Years later, I decided computer programming would be a good thing to learn.  After all, a lot of equations for various modulations in communications gear do not have closed-form solutions.  Some feedback loops are up to fifth order and take a very long time to come up with error-free equations which are extremely difficult to interpret without simulation.  What are you going to do with a fifth-order Nyquist plot if you can't wiggle the values around a little and see imediate results?  So one must simulate on the computer.  So I became addicted to programming.

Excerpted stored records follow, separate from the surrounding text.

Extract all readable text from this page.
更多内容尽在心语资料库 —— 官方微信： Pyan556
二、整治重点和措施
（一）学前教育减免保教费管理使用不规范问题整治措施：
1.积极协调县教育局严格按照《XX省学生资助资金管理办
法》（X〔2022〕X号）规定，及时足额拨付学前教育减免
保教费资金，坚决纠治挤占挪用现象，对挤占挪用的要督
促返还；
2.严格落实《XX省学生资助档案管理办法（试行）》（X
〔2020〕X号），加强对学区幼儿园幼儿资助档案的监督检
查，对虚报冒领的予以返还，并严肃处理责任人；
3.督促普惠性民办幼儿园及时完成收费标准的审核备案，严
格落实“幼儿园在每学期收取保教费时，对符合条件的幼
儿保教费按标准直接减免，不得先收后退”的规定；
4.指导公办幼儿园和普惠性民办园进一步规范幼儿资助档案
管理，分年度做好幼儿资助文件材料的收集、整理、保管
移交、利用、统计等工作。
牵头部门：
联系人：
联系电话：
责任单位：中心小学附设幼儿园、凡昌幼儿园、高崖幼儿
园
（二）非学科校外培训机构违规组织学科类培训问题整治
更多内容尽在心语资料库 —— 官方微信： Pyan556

So my resume ended up saying that I was an RF engineer (considered black magic by all other engineers), and that I was proficient in a couple computer languages, and I also new digital hardware pretty well.  Eventually that combination allowed me to get lucrative jobs as a consultant.  A typical situation is that there are bugs in a product.  The software guys know relatively little about digital hardware (and absolutely nothing about RF) so they blame the digital hardware guys for the problems.  The digital hardware guys know relatively little about software (and absolutely nothing about RF) so they blame the software guys for the problems.  Eventually, as neither of those groups can agree on the source of the problems, they blame the radio guys.  When that didn't work, upper management would borrow me from my project for a couple days and ask me to go see what I could find out.  Then they would plead with me to limit my time because they knew that I would get carried away and find perhaps a dozen problems while all that they wanted fixed was that particular one that nobody could fix.

Normally when you see all that finger pointing, it's management that needs to get fixed first.  You can't have an "A" grade company without "A" grade management.  That's because a "B" grade manager can't recognise an "A" grade designer, so they never hire them except by pure accident which doesn't happen often because "A" grade designers are rare.